Vergrößerungssoftware für sehbehinderte Computernutzer basiert in der Regel auf Screenreader-Technologie und bietet zum Teil ähnliche Funktionen.

In der Praxis bedeutet die Übertragung grafischer Bedienoberflächen eine große Herausforderung. So müssen die Hersteller von Screenreadern mit der rasanten Entwicklung von Hard- und Software Schritt halten. Aus diesem Grund sind Screenreader und Vergrößerungssoftware vor allem an die Standardprogramme von MS Office angepasst.
Häufig werden an Büroarbeitsplätzen jedoch auch spezielle Anwendungen wie Verwaltungsprogramme, Telefoniesoftware usw. eingesetzt. Diese Programme sind in der Regel nicht unmittelbar mit Screenreader oder Vergrößerungssoftware nutzbar. Das liegt im ungünstigsten Fall daran, dass bei der Entwicklung des Anwendungsprogramms nicht auf Vorgaben zur barrierefreien Softwaregestaltung geachtet wurde und so z.B. die Tastaturbedienung eines Programms nicht möglich ist.

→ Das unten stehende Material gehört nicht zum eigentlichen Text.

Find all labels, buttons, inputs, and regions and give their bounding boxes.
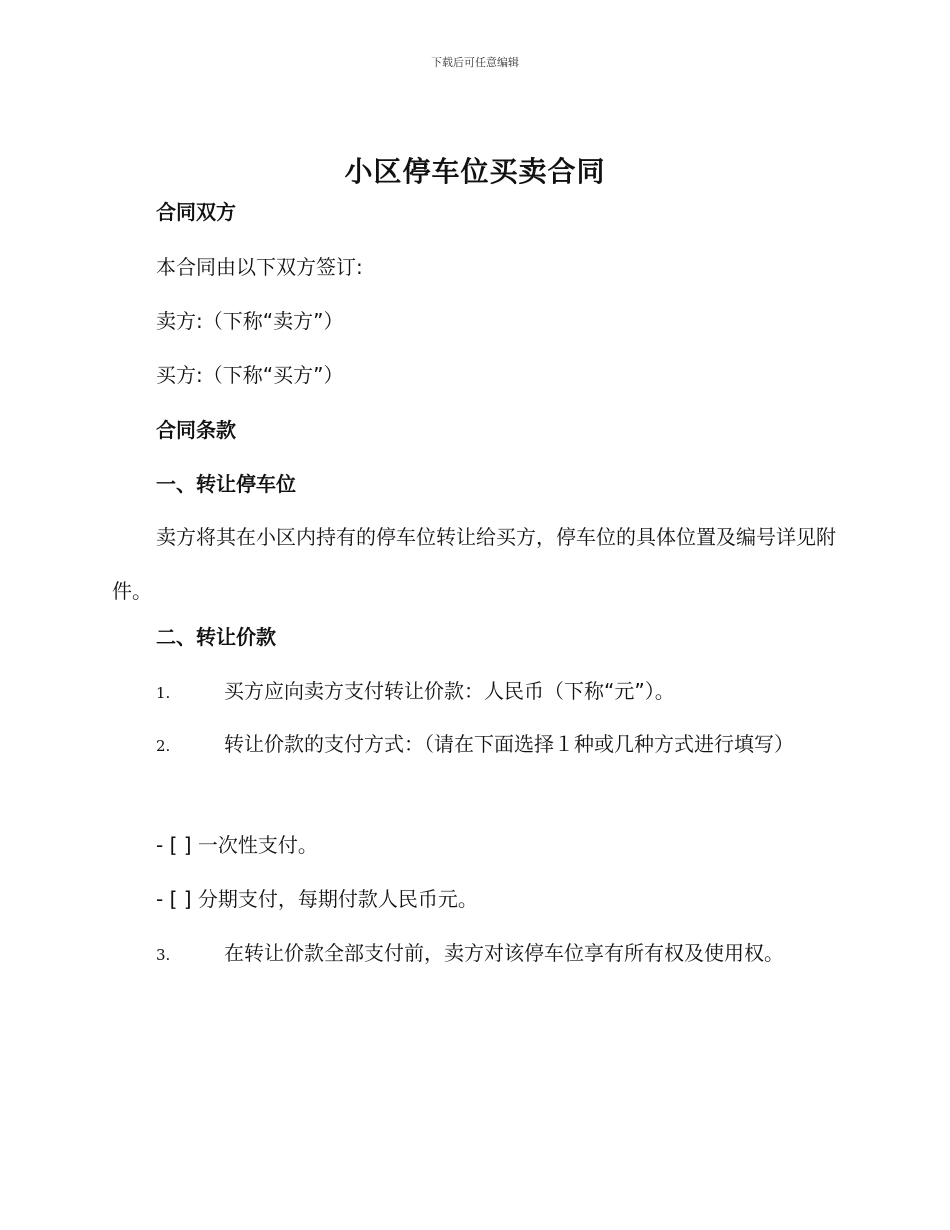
seller-line: 卖方:（下称“卖方”） xyxy=(156,309,344,333)
item-number: 2. xyxy=(156,737,171,755)
item-number: 3. xyxy=(156,946,171,964)
price-item-3 xyxy=(112,930,842,978)
price-item-1 xyxy=(112,668,842,716)
item-text: 转让价款的支付方式：（请在下面选择１种或几种方式进行填写） xyxy=(224,732,794,756)
parties-intro: 本合同由以下双方签订: xyxy=(156,255,363,279)
item-text: 在转让价款全部支付前，卖方对该停车位享有所有权及使用权。 xyxy=(224,941,784,965)
terms-heading: 合同条款 xyxy=(156,418,236,442)
parties-heading: 合同双方 xyxy=(156,200,236,224)
item-text: 买方应向卖方支付转让价款：人民币（下称“元”）。 xyxy=(224,679,675,703)
section1-body: 卖方将其在小区内持有的停车位转让给买方，停车位的具体位置及编号详见附件。 xyxy=(112,525,836,603)
price-item-2 xyxy=(112,722,842,768)
item-number: 1. xyxy=(156,684,171,702)
buyer-line: 买方:（下称“买方”） xyxy=(156,363,344,387)
payment-option-installment: - [ ] 分期支付，每期付款人民币元。 xyxy=(156,887,478,911)
document-title: 小区停车位买卖合同 xyxy=(344,155,606,188)
header-note: 下载后可任意编辑 xyxy=(431,56,519,69)
payment-option-lump-sum: - [ ] 一次性支付。 xyxy=(156,833,318,857)
section1-heading: 一、转让停车位 xyxy=(156,472,296,496)
section2-heading: 二、转让价款 xyxy=(156,625,276,649)
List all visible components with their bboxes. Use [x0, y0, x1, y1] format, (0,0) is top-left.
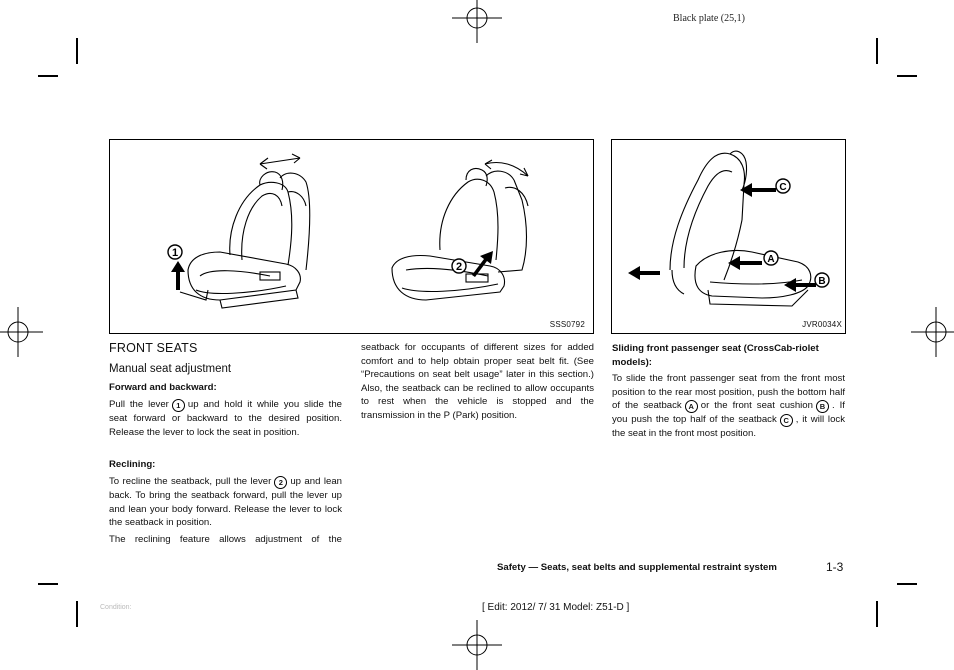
- callout-2: 2: [455, 261, 463, 273]
- edit-info: [ Edit: 2012/ 7/ 31 Model: Z51-D ]: [482, 602, 630, 613]
- sliding-heading: Sliding front passenger seat (CrossCab-riolet models):: [612, 343, 819, 368]
- registration-mark-right: [911, 307, 954, 357]
- callout-b-inline: B: [816, 400, 829, 413]
- section-title: FRONT SEATS: [109, 341, 198, 355]
- crop-mark: [38, 583, 58, 585]
- crop-mark: [897, 75, 917, 77]
- forward-paragraph: Pull the lever 1 up and hold it while you slide the seat forward or backward to the desired position. Release the lever to lock the seat in position.: [109, 399, 342, 438]
- registration-mark-left: [0, 307, 43, 357]
- callout-b: B: [818, 276, 826, 287]
- figure-sliding-seat: [611, 139, 846, 334]
- registration-mark-bottom: [452, 620, 502, 670]
- callout-1: 1: [171, 247, 179, 259]
- figure-code: SSS0792: [549, 320, 585, 329]
- subsection-title: Manual seat adjustment: [109, 363, 232, 375]
- forward-heading: Forward and backward:: [109, 382, 217, 393]
- callout-c-inline: C: [780, 414, 793, 427]
- condition-label: Condition:: [100, 604, 132, 611]
- lever-1-callout: 1: [172, 399, 185, 412]
- crop-mark: [76, 601, 78, 627]
- page-number: 1-3: [826, 560, 844, 574]
- crop-mark: [897, 583, 917, 585]
- callout-c: C: [779, 182, 787, 193]
- crop-mark: [876, 38, 878, 64]
- seatback-paragraph: seatback for occupants of different sizes for added comfort and to help obtain proper seat belt fit. (See “Precautions on seat belt usage” later in this section.) Also, the seatback can be reclined to allow occupants to rest when the vehicle is stopped and the transmission in the P (Park) position.: [361, 342, 594, 421]
- figure-manual-seat: [109, 139, 594, 334]
- plate-label: Black plate (25,1): [673, 13, 745, 24]
- crop-mark: [38, 75, 58, 77]
- callout-a: A: [767, 254, 775, 265]
- reclining-feature-text: The reclining feature allows adjustment of the: [109, 534, 342, 545]
- sliding-paragraph: To slide the front passenger seat from the front most position to the rear most position, push the bottom half of the seatback A or the front seat cushion B . If you push the top half of the seatback C , it will lock the seat in the front most position.: [612, 373, 845, 440]
- seat-illustration-forward: [110, 140, 593, 333]
- crop-mark: [76, 38, 78, 64]
- registration-mark-top: [452, 0, 502, 43]
- reclining-paragraph: To recline the seatback, pull the lever 2 up and lean back. To bring the seatback forward, pull the lever up and lean your body forward. Release the lever to lock the seatback in position.: [109, 476, 342, 529]
- callout-a-inline: A: [685, 400, 698, 413]
- crop-mark: [876, 601, 878, 627]
- reclining-heading: Reclining:: [109, 459, 156, 470]
- lever-2-callout: 2: [274, 476, 287, 489]
- seat-illustration-sliding: [612, 140, 845, 333]
- footer-chapter-title: Safety — Seats, seat belts and supplemental restraint system: [497, 562, 777, 573]
- figure-code: JVR0034X: [802, 320, 842, 329]
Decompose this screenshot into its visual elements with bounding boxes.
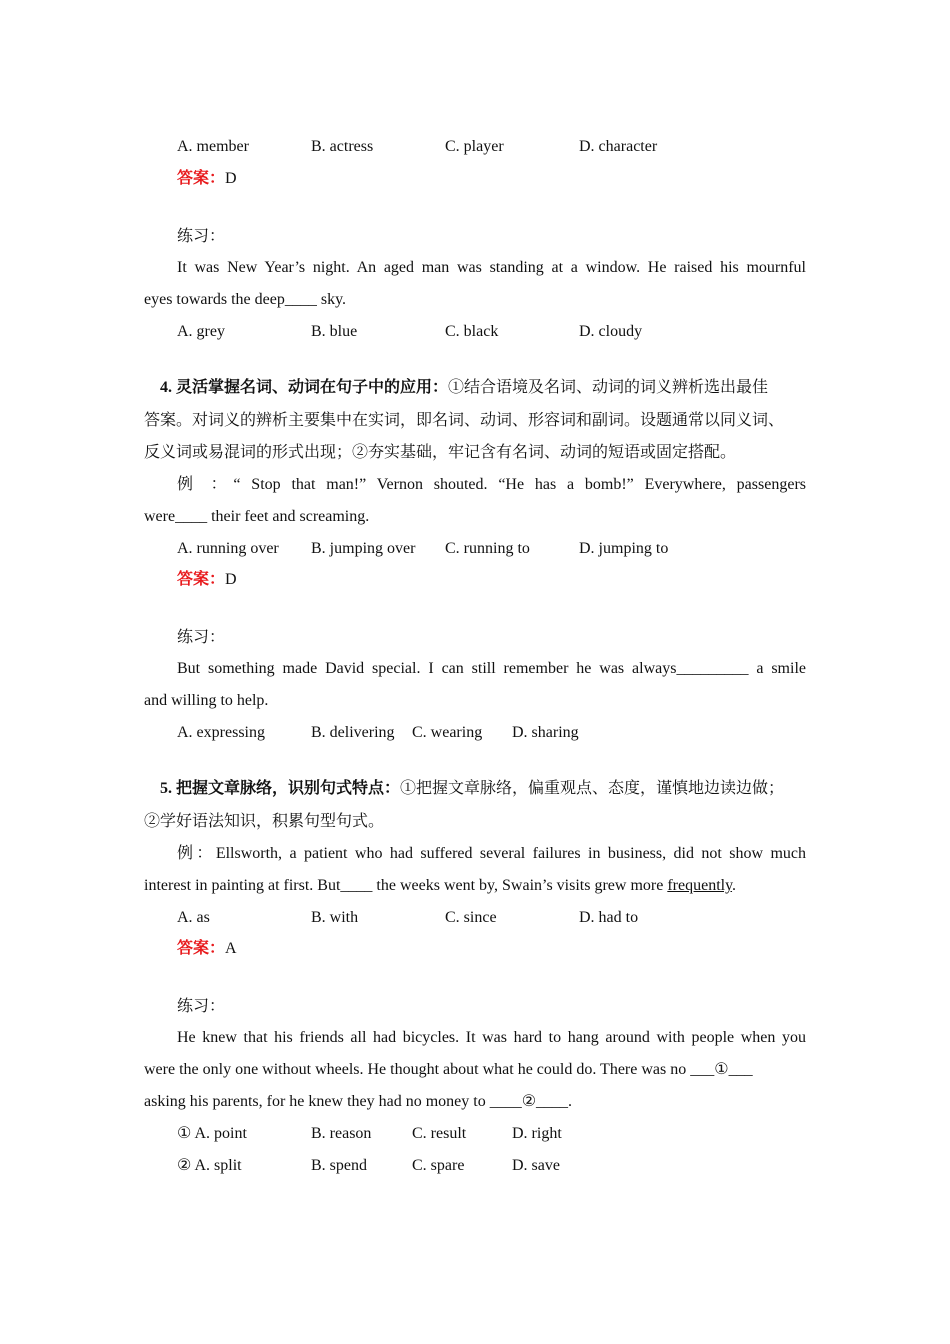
option-c: C. since (445, 909, 497, 926)
section-5-heading: 5. 把握文章脉络，识别句式特点： (160, 780, 401, 797)
practice-text-line (144, 1092, 806, 1112)
option-a: A. expressing (177, 724, 265, 741)
example-text-line: 例：Ellsworth, a patient who had suffered several failures in business, did not show much (177, 845, 806, 862)
answer-label: 答案： (177, 940, 226, 957)
blank-2: ____②____ (489, 1093, 569, 1110)
practice-text-line: But something made David special. I can still remember he was always_________ a smile (177, 660, 806, 677)
option-b: B. reason (311, 1125, 372, 1142)
practice-text: asking his parents, for he knew they had no money to (144, 1093, 490, 1110)
answer-label: 答案： (177, 170, 226, 187)
option-d: D. jumping to (579, 540, 669, 557)
example-text: . (732, 877, 737, 894)
option-d: D. right (512, 1125, 562, 1142)
blank-1: ___①___ (690, 1061, 753, 1078)
option-c: C. result (412, 1125, 467, 1142)
option-c: C. running to (445, 540, 530, 557)
option-b: B. jumping over (311, 540, 416, 557)
practice-text-line: It was New Year’s night. An aged man was standing at a window. He raised his mournful (177, 259, 806, 276)
option-d: D. character (579, 138, 658, 155)
section-4-text: 答案。对词义的辨析主要集中在实词，即名词、动词、形容词和副词。设题通常以同义词、 (144, 412, 785, 429)
section-5-text: ②学好语法知识，积累句型句式。 (144, 813, 385, 830)
option-b: B. delivering (311, 724, 395, 741)
section-4-heading: 4. 灵活掌握名词、动词在句子中的应用： (160, 379, 449, 396)
practice-label: 练习： (177, 228, 226, 245)
example-text: interest in painting at first. But____ the weeks went by, Swain’s visits grew more (144, 877, 668, 894)
section-5-text: ①把握文章脉络，偏重观点、态度，谨慎地边读边做； (400, 780, 785, 797)
option-d: D. had to (579, 909, 639, 926)
answer-value: D (225, 170, 237, 187)
option-a: A. as (177, 909, 210, 926)
option-a: ② A. split (177, 1157, 242, 1174)
practice-label: 练习： (177, 629, 226, 646)
section-4-heading-line (160, 378, 818, 398)
option-d: D. sharing (512, 724, 579, 741)
practice-text: . (568, 1093, 573, 1110)
answer-value: D (225, 571, 237, 588)
practice-text-line (144, 1060, 806, 1080)
option-c: C. spare (412, 1157, 465, 1174)
option-d: D. save (512, 1157, 560, 1174)
option-a: ① A. point (177, 1125, 247, 1142)
option-b: B. blue (311, 323, 358, 340)
practice-text-line: eyes towards the deep____ sky. (144, 291, 347, 308)
practice-label: 练习： (177, 998, 226, 1015)
option-d: D. cloudy (579, 323, 643, 340)
option-c: C. black (445, 323, 499, 340)
example-text-line: 例 ：“ Stop that man!” Vernon shouted. “He has a bomb!” Everywhere, passengers (177, 476, 806, 493)
example-text-line (144, 876, 806, 896)
practice-text-line: He knew that his friends all had bicycles. It was hard to hang around with people when you (177, 1029, 806, 1046)
underlined-word: frequently (667, 877, 733, 894)
section-4-text: 反义词或易混词的形式出现；②夯实基础，牢记含有名词、动词的短语或固定搭配。 (144, 444, 737, 461)
option-a: A. grey (177, 323, 225, 340)
option-b: B. spend (311, 1157, 367, 1174)
option-a: A. running over (177, 540, 279, 557)
option-b: B. actress (311, 138, 374, 155)
answer-label: 答案： (177, 571, 226, 588)
section-4-text: ①结合语境及名词、动词的词义辨析选出最佳 (448, 379, 769, 396)
option-c: C. wearing (412, 724, 483, 741)
option-b: B. with (311, 909, 359, 926)
answer-value: A (225, 940, 237, 957)
section-5-heading-line (160, 779, 818, 799)
practice-text-line: and willing to help. (144, 692, 269, 709)
option-a: A. member (177, 138, 249, 155)
example-text-line: were____ their feet and screaming. (144, 508, 370, 525)
practice-text: were the only one without wheels. He thought about what he could do. There was no (144, 1061, 691, 1078)
answer-line (177, 169, 806, 189)
answer-line (177, 939, 806, 959)
answer-line (177, 570, 806, 590)
option-c: C. player (445, 138, 504, 155)
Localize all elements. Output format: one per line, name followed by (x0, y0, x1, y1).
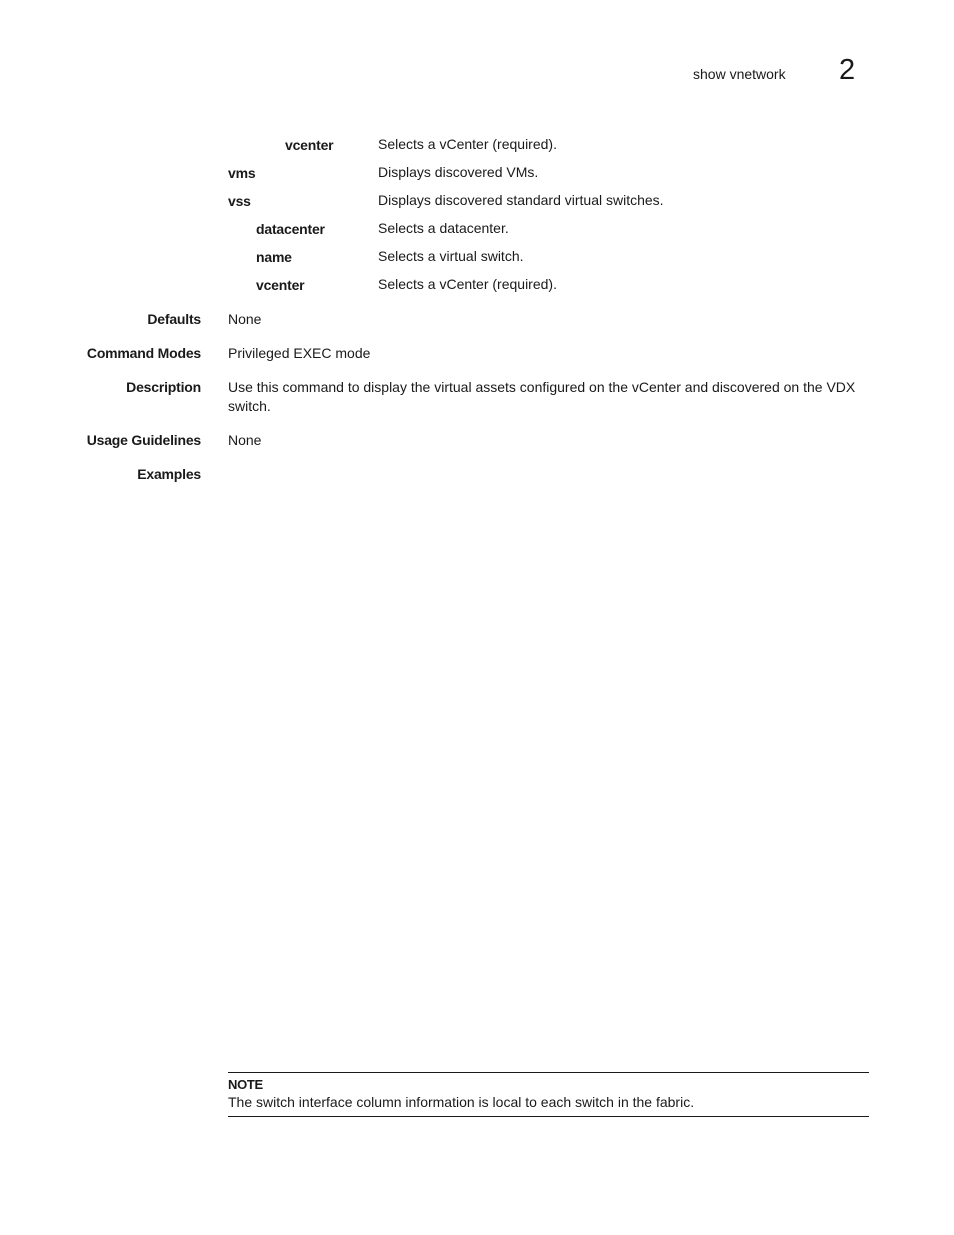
param-description: Selects a datacenter. (378, 220, 509, 236)
param-description: Selects a vCenter (required). (378, 276, 557, 292)
running-header-title: show vnetwork (693, 66, 786, 82)
param-description: Displays discovered VMs. (378, 164, 539, 180)
note-text: The switch interface column information is local to each switch in the fabric. (228, 1094, 695, 1110)
note-label: NOTE (228, 1077, 263, 1092)
defaults-value: None (228, 311, 262, 327)
section-label-examples: Examples (137, 466, 201, 482)
chapter-number: 2 (839, 54, 856, 86)
param-description: Selects a virtual switch. (378, 248, 524, 264)
command-modes-value: Privileged EXEC mode (228, 345, 371, 361)
section-label-description: Description (126, 379, 201, 395)
description-value: Use this command to display the virtual assets configured on the vCenter and discovered on the VDX switch. (228, 379, 856, 414)
param-name: datacenter (256, 221, 325, 237)
param-name: name (256, 249, 292, 265)
param-name: vss (228, 193, 251, 209)
param-name: vcenter (256, 277, 305, 293)
param-description: Displays discovered standard virtual switches. (378, 192, 664, 208)
note-box (228, 1072, 869, 1117)
section-label-command-modes: Command Modes (86, 345, 201, 361)
param-name: vms (228, 165, 256, 181)
section-label-usage-guidelines: Usage Guidelines (86, 432, 201, 448)
usage-guidelines-value: None (228, 432, 262, 448)
param-name: vcenter (285, 137, 334, 153)
param-description: Selects a vCenter (required). (378, 136, 557, 152)
section-label-defaults: Defaults (147, 311, 201, 327)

Aber auch wenn die grundsätzliche Zugänglichkeit gegeben ist, also alle Bildschirminformationen erfasst werden können, sagt das noch nichts darüber aus, ob blinde Nutzer tatsächlich vernünftig mit dem Programm arbeiten können. Ein Beispiel: Ein sehender Nutzer klickt mit der Maus ein Eingabefeld unten rechts am Bildschirm an. Der blinde Anwender dagegen muss 20 mal mit der TAB-Taste springen, um zu dem gewünschten Element zu gelangen.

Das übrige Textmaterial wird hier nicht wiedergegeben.